La Gare Saint-Lazare - Claude Monet |
Con las cortinillas cerradas, la oscuridad es total.
O casi, porque amortiguados impactos luminosos penetran a intervalos, como asaltantes
empeñados en violar el sereno hermetismo de los párpados. Hasta el último de
los viajeros duerme, mudo y tranquilo, ni un solo rumor le trastorna. El
uniforme zumbido de la locomotora y esos destellos entrecortados son la única
señal de vida –de vida mecánica, se entiende– capaz de ser captada por, supongamos,
una mosca atraída por la mugre acumulada en los bultos depositados sobre el
maletero. Pero no hay mosca, y las tres personas que ocupan los asientos parecen
tres cadáveres gélidos. Respiran apenas, sumidos en su sopor, no sufren ningún
sobresalto, no emiten sonidos incoherentes, no roncan. Son lo más parecido a
tres figuras de bronce recluidas en un compartimento.
Imperceptiblemente, la velocidad se reduce. Si nos
asomásemos ahora, si –es un decir– la improbable mosca se deslizase entre las
cortinas para curiosear, contemplaría con nitidez la estación. Tejas rojas y
paredes encaladas: un apeadero pulcro, cuajado de macetas. Se han extinguido los
fogonazos, la llanura se muestra uniforme, un entramado continuo, sin
obstáculos que amortigüen la luz solar a trechos. Los viajeros continúan inmóviles,
el tren va adquiriendo un ritmo cada vez más pausado y se detiene al fin.
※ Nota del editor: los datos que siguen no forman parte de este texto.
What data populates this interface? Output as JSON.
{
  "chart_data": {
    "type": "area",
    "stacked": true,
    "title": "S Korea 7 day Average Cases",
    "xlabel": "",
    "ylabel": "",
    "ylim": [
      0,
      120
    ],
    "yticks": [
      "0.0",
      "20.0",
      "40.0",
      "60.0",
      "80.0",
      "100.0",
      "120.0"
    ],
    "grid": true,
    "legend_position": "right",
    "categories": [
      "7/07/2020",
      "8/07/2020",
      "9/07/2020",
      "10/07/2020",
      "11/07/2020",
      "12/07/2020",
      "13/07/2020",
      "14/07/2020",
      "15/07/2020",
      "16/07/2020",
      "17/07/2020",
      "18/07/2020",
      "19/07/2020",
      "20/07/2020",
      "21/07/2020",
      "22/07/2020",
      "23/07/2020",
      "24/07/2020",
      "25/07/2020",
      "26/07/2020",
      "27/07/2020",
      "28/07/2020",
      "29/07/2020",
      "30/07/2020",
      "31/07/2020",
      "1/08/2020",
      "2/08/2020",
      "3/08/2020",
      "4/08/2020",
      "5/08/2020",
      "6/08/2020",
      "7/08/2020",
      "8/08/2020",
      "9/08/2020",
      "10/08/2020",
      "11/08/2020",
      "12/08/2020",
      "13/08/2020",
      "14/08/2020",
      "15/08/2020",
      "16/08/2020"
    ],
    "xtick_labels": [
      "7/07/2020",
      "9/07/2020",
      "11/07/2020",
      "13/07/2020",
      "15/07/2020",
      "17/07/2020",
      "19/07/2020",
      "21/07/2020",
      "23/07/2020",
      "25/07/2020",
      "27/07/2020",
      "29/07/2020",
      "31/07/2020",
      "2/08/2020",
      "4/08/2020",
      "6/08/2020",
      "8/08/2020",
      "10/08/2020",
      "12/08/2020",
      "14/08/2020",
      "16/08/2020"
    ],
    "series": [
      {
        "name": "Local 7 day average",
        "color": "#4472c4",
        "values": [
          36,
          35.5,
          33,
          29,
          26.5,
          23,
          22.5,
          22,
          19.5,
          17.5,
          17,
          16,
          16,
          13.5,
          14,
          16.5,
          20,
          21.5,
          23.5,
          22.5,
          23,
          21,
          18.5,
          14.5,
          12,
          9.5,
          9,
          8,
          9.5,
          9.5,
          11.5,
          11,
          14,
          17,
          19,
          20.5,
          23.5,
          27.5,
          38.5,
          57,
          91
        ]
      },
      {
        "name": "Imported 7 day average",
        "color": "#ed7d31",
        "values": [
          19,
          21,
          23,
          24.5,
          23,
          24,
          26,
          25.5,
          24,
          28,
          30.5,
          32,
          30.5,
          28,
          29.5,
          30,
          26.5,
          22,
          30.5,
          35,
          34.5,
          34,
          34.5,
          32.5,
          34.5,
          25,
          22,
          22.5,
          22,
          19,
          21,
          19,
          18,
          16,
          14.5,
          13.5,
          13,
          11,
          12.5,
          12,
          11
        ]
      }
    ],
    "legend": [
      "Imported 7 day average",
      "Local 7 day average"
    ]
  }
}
Red Cross Train Passing a Village - Gino Severini (1915) |
Una mujer con la cabeza enmarcada
por un pañuelo gris sostiene una jaula enorme que intenta cubrir con una manta;
a su lado, un chaval pelirrojo oscila como si le asaltasen espasmos mientras se
entretiene trazando figuras invisibles con una rama seca. Su rostro es una
jaula de grillos, achica los ojos y ríe con suaves gorjeos tratando de llamar
la atención. Cuando el tren abre sus puertas, el chico se hace a un lado y,
erguido como el palo que aún sostiene, observa con burlona atención el lento
ascenso de ella. Luego se ajusta el macuto a la espalda y la alcanza de un
salto. Ve como se dirige a la izquierda, toma el sentido contrario y camina
hasta el compartimento de los cuerpos inertes que todavía no han variado de
postura.
Al empujar con brusquedad la puerta corredera, un estruendo
explosivo invade el compartimento. Tres pares de ojos se han abierto de golpe. Algo
cohibido por provocar tanta atención, y con su sonrisa más angelical, exclama:
-Buenas tardes.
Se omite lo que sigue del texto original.